Praka Yudha Prihartanto (28), anggota TNI Angkatan Udara Yonko 464 Paskhas Malang meninggal dunia akibat pendarahan di leher.

©2016 Merdeka.com Editor : Rizky Wahyu Permana | Contributor : Darmadi Sasongko | Sabtu, 13 Mei 2017 12:22

Merdeka.com, Malang - Praka Yudha Prihartanto (28), anggota TNI Angkatan Udara Yonko 464 Paskhas Malang diduga meninggal dunia. Korban meninggal dunia akibat pendarahan dari luka di sekitar leher.

Komandan Pangkalan Udara (Danlanud) Abdulrachman Saleh Malang, Marsma TNI AU Julexi Tambayong mengatakan saat beberapa orang mengantarkan korban ke rumah sakit. Korban dalam kondisi pendarahan luar biasa.

"Kalau tadi sempat berdiskusi dengan rumah sakit, bahwa terjadi pendarahan akibat luka. Itu yang menyebabkan korban meninggal dunia. Yang jelas ada bekas luka di leher yang dilihat oleh dokter. Saat korban dibawa ke rumah sakit ada pendarahan di luka tersebut," kata Marsma TNI AU Julexi Tambayong di Lanud Abdulrachman Saleh Malang, Jumat (12/5)

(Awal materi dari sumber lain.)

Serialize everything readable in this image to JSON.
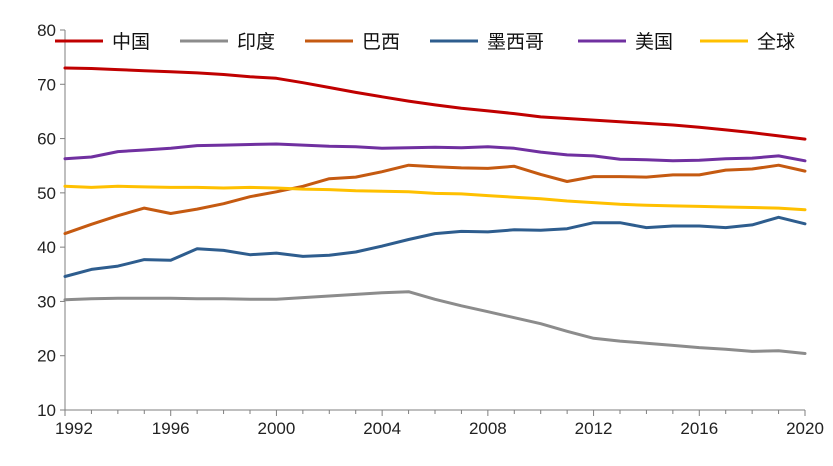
{
  "chart_data": {
    "type": "line",
    "title": "",
    "xlabel": "",
    "ylabel": "",
    "xlim": [
      1992,
      2020
    ],
    "ylim": [
      10,
      80
    ],
    "yticks": [
      10,
      20,
      30,
      40,
      50,
      60,
      70,
      80
    ],
    "xticks": [
      1992,
      1996,
      2000,
      2004,
      2008,
      2012,
      2016,
      2020
    ],
    "legend_position": "top",
    "grid": false,
    "x": [
      1992,
      1993,
      1994,
      1995,
      1996,
      1997,
      1998,
      1999,
      2000,
      2001,
      2002,
      2003,
      2004,
      2005,
      2006,
      2007,
      2008,
      2009,
      2010,
      2011,
      2012,
      2013,
      2014,
      2015,
      2016,
      2017,
      2018,
      2019,
      2020
    ],
    "series": [
      {
        "name": "中国",
        "color": "#c00000",
        "values": [
          73.0,
          72.9,
          72.7,
          72.5,
          72.3,
          72.1,
          71.8,
          71.4,
          71.1,
          70.3,
          69.4,
          68.5,
          67.7,
          66.9,
          66.2,
          65.6,
          65.1,
          64.6,
          64.0,
          63.7,
          63.4,
          63.1,
          62.8,
          62.5,
          62.1,
          61.6,
          61.1,
          60.5,
          59.9
        ]
      },
      {
        "name": "印度",
        "color": "#8c8c8c",
        "values": [
          30.3,
          30.5,
          30.6,
          30.6,
          30.6,
          30.5,
          30.5,
          30.4,
          30.4,
          30.7,
          31.0,
          31.3,
          31.6,
          31.8,
          30.4,
          29.2,
          28.1,
          27.0,
          25.9,
          24.5,
          23.2,
          22.7,
          22.3,
          21.9,
          21.5,
          21.2,
          20.8,
          20.9,
          20.4
        ]
      },
      {
        "name": "巴西",
        "color": "#c55a11",
        "values": [
          42.5,
          44.2,
          45.8,
          47.2,
          46.2,
          47.0,
          48.0,
          49.3,
          50.2,
          51.2,
          52.6,
          52.9,
          53.9,
          55.1,
          54.8,
          54.6,
          54.5,
          54.9,
          53.4,
          52.1,
          53.0,
          53.0,
          52.9,
          53.3,
          53.3,
          54.2,
          54.4,
          55.1,
          54.0
        ]
      },
      {
        "name": "墨西哥",
        "color": "#2e5d8e",
        "values": [
          34.6,
          35.9,
          36.5,
          37.7,
          37.6,
          39.7,
          39.4,
          38.6,
          38.9,
          38.3,
          38.5,
          39.1,
          40.2,
          41.4,
          42.5,
          42.9,
          42.8,
          43.2,
          43.1,
          43.4,
          44.5,
          44.5,
          43.6,
          43.9,
          43.9,
          43.6,
          44.1,
          45.5,
          44.3
        ]
      },
      {
        "name": "美国",
        "color": "#7030a0",
        "values": [
          56.3,
          56.6,
          57.6,
          57.9,
          58.2,
          58.7,
          58.8,
          58.9,
          59.0,
          58.8,
          58.6,
          58.5,
          58.2,
          58.3,
          58.4,
          58.3,
          58.5,
          58.2,
          57.5,
          57.0,
          56.8,
          56.2,
          56.1,
          55.9,
          56.0,
          56.3,
          56.4,
          56.8,
          55.9
        ]
      },
      {
        "name": "全球",
        "color": "#ffc000",
        "values": [
          51.2,
          51.0,
          51.2,
          51.1,
          51.0,
          51.0,
          50.9,
          51.0,
          50.9,
          50.7,
          50.6,
          50.4,
          50.3,
          50.2,
          49.9,
          49.8,
          49.5,
          49.2,
          48.9,
          48.5,
          48.2,
          47.9,
          47.7,
          47.6,
          47.5,
          47.4,
          47.3,
          47.2,
          46.9
        ]
      }
    ]
  }
}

Karena luka tersebut, kata Julexi, terjadi pendarahan luar biasa dan kemungkinan yang menyebabkan korban meninggal dunia. Dokter telah melakukan upaya penyelamatan tetapi tidak berhasil.

"Saya tidak bisa menyampaikan penyebabnya apa (meninggal), yang jelas bukti faktanya ada luka di leher, menyebabkan korban meninggal," tegasnya.

Julexi mengatakan, luka koban kemungkinan di posisi nadi sehingga terjadi pendarahan besar. Pihaknya juga tidak tahu penyebab luka tersebut.

Julexi juga menegaskan bahwa lokasi kejadian di Batalyon Komando 464, terkait lokasi memang berada di Lanud Abdulrachmam Saleh. Tetapi keterkaitan komando, Yonko 464 Paskhas sama sekali bukan di bawah komando Danlanud.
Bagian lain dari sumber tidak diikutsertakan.